As many inside the Beltway know, the Budget Control Act of 2011 imposes automatic and wide-reaching cuts if the U.S. government fails to reach an agreement on fiscal policy (commonly known as sequestration). Unless Congress acts, the President is required to order cuts of approximately $85 billion from the federal budget on March 1, 2013. But it is not just statesmen who are feeling the pressure; agencies, too, have to decide how to interpret and implement cuts. In a memo to agency heads, OMB Deputy Director for Management Jeff Zients outlined some principles to guide agency preparation for sequestration, including hiring freezes, releasing temporary workers, creating separation incentives, and implementing furloughs.

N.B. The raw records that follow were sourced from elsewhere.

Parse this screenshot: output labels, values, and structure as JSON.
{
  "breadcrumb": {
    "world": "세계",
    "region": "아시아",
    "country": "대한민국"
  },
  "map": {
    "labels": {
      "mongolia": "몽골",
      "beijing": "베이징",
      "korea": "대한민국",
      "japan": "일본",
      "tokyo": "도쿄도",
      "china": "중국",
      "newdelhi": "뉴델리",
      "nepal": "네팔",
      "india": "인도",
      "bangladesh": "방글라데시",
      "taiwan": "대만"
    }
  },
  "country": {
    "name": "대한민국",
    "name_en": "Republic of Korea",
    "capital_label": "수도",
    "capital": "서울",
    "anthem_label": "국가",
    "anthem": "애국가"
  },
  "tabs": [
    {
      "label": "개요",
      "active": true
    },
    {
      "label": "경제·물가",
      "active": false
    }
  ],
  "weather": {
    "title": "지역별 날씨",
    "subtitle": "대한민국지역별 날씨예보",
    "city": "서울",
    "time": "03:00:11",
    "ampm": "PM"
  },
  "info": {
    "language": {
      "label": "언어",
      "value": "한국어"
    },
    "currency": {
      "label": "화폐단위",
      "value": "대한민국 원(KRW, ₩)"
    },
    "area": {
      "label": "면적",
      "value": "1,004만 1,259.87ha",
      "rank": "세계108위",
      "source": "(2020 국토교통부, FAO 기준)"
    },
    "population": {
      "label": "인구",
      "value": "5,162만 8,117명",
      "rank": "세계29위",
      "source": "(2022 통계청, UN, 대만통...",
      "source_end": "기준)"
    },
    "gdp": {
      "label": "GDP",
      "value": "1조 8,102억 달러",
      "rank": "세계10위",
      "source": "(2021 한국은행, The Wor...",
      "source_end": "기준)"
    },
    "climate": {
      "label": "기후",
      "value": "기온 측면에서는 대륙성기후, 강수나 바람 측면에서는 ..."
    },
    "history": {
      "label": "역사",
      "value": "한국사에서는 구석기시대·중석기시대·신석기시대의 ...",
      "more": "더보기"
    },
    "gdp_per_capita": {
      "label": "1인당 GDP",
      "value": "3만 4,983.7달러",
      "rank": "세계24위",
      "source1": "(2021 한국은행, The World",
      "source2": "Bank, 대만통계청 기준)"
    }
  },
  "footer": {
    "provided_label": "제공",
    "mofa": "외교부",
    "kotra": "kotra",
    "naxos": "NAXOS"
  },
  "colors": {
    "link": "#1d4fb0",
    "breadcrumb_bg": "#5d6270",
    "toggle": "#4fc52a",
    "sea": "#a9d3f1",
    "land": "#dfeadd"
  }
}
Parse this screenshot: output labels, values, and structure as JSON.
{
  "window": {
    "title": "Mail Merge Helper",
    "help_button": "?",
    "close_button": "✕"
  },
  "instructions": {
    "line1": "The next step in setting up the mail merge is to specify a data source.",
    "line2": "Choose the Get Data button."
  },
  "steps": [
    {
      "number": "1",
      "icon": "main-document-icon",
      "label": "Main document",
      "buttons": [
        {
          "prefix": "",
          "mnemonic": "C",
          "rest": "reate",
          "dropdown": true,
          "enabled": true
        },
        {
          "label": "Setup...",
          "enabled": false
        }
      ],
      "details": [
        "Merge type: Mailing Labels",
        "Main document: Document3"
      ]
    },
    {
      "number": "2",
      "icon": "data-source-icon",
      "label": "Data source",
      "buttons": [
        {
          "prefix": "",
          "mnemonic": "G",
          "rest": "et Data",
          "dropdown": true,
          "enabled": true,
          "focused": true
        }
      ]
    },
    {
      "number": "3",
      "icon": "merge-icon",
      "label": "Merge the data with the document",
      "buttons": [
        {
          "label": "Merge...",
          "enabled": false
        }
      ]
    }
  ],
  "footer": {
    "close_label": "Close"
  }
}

The risk of terminations and furloughs raises the possibility that contracting officers may feel the pressure to terminate certain government contracts. The Pentagon recently issued a memo instructing DOD agencies that they are authorized to plan for furloughs and must clear with the Undersecretary of Defense for Acquisition, Technology and Logistics, all R&D and production contracts that are worth more than $500 million. Adding to the pressure to terminate contracts and contractors are calls from the unions that want agency furloughs to affect contractors before reaching federal workers. We will know in the coming days how other agencies will handle sequestration, but in the meantime, federal contractors should beware the Kalends of March.